I talk a lot about animals, but there’s this question: how do you get them? Do you breed them in a certain facility like how Jurassic World: Evolution does them? So, how? The answer is simple, in real-life zoos, you don’t really have to breed these animals inside a cage or any facilities, but usually what these establishments do is animal trading. Yes, there is an animal market where you get to see the list of animals available for purchase. They then get delivered to your animal storage in your zoo until you get to release them to their dens. It’s that easy.
But first, you have to get the money (what you will earn from your visitors) from your earnings as the common currency or you can use conversation credits. Meaning, you’ll have to release animals to wild to earn them.
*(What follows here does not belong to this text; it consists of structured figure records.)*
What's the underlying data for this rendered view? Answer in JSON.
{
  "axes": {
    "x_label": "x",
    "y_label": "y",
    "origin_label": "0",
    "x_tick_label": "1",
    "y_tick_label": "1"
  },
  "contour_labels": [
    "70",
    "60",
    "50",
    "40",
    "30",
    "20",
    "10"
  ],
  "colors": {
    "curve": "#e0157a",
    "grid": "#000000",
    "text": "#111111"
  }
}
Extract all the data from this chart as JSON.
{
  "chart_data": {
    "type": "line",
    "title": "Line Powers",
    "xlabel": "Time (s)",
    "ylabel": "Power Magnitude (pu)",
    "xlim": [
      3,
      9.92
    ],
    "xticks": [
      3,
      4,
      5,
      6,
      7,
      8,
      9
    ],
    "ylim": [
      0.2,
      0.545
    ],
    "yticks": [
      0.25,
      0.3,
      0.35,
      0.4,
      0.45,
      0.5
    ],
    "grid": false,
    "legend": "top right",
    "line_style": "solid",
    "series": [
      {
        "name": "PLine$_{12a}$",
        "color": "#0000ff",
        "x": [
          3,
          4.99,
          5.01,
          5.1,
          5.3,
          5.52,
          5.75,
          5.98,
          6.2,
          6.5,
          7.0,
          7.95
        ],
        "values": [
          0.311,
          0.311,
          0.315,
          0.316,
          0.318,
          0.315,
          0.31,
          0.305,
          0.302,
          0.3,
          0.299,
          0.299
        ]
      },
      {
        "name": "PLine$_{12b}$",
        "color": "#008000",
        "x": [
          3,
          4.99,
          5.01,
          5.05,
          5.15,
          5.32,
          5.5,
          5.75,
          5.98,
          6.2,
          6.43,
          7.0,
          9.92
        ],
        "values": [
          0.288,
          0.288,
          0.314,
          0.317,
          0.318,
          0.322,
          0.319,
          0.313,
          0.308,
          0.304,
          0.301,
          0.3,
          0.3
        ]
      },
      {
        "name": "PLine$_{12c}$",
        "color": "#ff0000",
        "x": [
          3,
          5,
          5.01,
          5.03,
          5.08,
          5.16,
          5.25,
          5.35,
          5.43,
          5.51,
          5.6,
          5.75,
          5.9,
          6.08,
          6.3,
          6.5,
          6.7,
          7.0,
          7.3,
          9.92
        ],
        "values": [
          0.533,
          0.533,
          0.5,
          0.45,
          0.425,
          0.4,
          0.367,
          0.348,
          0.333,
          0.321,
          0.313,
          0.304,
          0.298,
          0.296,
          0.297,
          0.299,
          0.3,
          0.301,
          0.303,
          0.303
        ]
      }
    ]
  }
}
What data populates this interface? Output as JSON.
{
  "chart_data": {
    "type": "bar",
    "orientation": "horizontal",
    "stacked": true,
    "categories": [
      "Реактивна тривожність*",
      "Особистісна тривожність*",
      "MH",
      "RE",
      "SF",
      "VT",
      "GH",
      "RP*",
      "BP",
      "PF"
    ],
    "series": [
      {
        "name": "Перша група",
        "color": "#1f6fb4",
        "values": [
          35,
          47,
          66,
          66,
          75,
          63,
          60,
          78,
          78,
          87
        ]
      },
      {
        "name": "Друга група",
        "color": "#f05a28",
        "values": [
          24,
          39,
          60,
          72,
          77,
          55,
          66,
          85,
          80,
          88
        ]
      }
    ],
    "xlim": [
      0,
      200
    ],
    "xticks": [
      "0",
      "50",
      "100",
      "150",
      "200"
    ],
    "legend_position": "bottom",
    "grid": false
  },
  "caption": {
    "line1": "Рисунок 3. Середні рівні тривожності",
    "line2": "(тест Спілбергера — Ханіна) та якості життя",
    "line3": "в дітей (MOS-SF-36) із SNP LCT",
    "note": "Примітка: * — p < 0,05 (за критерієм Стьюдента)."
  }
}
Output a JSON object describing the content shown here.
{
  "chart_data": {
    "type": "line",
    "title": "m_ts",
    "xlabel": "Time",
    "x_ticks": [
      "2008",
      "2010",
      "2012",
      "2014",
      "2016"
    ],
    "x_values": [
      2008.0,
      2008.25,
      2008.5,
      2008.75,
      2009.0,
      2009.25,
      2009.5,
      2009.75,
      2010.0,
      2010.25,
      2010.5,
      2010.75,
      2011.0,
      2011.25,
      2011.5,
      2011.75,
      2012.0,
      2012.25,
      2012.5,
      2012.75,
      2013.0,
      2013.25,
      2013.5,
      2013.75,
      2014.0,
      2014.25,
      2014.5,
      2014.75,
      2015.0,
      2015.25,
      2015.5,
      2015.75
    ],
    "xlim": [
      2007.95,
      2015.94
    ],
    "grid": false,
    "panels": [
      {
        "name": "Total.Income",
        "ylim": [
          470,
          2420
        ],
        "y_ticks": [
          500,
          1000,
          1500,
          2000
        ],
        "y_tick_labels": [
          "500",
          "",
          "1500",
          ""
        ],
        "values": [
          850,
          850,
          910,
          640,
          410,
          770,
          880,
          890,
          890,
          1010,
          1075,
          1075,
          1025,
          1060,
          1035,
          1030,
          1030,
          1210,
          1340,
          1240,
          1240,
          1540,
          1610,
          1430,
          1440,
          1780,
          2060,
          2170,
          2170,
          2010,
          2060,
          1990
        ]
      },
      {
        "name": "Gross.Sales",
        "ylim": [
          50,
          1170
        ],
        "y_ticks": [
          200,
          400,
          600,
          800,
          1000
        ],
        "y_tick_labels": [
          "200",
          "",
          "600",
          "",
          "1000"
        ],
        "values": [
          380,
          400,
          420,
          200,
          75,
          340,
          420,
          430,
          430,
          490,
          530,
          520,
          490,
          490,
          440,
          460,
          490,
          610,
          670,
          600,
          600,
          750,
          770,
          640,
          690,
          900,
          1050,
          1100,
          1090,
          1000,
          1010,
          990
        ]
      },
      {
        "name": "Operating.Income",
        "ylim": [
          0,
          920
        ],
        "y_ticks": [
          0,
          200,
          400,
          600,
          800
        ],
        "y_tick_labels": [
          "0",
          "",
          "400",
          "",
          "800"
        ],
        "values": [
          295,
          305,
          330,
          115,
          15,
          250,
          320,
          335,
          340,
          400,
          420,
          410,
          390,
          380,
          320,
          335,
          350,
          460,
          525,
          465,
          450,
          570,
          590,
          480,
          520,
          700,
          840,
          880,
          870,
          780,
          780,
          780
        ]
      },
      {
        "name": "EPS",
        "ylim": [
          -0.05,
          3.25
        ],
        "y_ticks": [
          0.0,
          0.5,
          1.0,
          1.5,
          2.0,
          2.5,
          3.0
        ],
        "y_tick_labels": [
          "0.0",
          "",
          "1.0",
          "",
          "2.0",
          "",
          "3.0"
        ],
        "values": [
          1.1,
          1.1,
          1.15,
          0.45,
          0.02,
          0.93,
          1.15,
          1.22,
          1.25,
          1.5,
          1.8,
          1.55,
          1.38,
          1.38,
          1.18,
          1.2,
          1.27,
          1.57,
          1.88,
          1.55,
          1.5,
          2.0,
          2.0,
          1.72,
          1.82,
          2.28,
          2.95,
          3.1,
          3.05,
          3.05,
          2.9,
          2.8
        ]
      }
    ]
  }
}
If you get to release a higher quality type of animal with better welfare then you’ll get more credits than you usually do. I like this approach because you don’t just wait for your animals to pass away in their dens and replace them. Planet Zoo does a magnificent job of handling animals carefully like how we do it in real life.
Visually, Planet Zoo does not disappoint. If you crank the settings up to High, everything looks eye candy. Every fur from a Grizzly Bear to the amazing detailed look of an Orangutan, you will instantly love how beautiful the game is on your screen. I still can’t forget how I was mesmerized when I played Jurassic World: Evolution because of its massive visual quality. Just, wow.
However, that doesn’t mean that Planet Zoo is perfect. I’ve encountered a couple of game crashes for some reason even though I’m running the game on an AMD Ryzen 7 2700 with an RTX 2070 8GB and a 16GB of RAM. I tried to pinpoint what the issue was, but it’s not within the settings. This can be attributed to the drivers of Nvidia, but that doesn’t rule out that it might be within the game’s programming.
Planet Zoo doesn’t shy away from being a deep theme-park sim as it manages so well to be friendly to newcomers in this kind of game. What I love the most about Planet Zoo is its in-depth gameplay mechanics. I immediately fell in love with the game after the first level of Career Mode. I’ve spent a lot of hours here than on Jurassic World: Evolution and I’m continuing to spend more time cranking up my zoo’s rating and trade animals with another player. Frontier Developments, you guys definitely need an award for this.
Planet Zoo – Review
Almost perfect if not for the nitty-gritty. If it’s quite there but not enough to push the boundaries, it’s still an awesome game.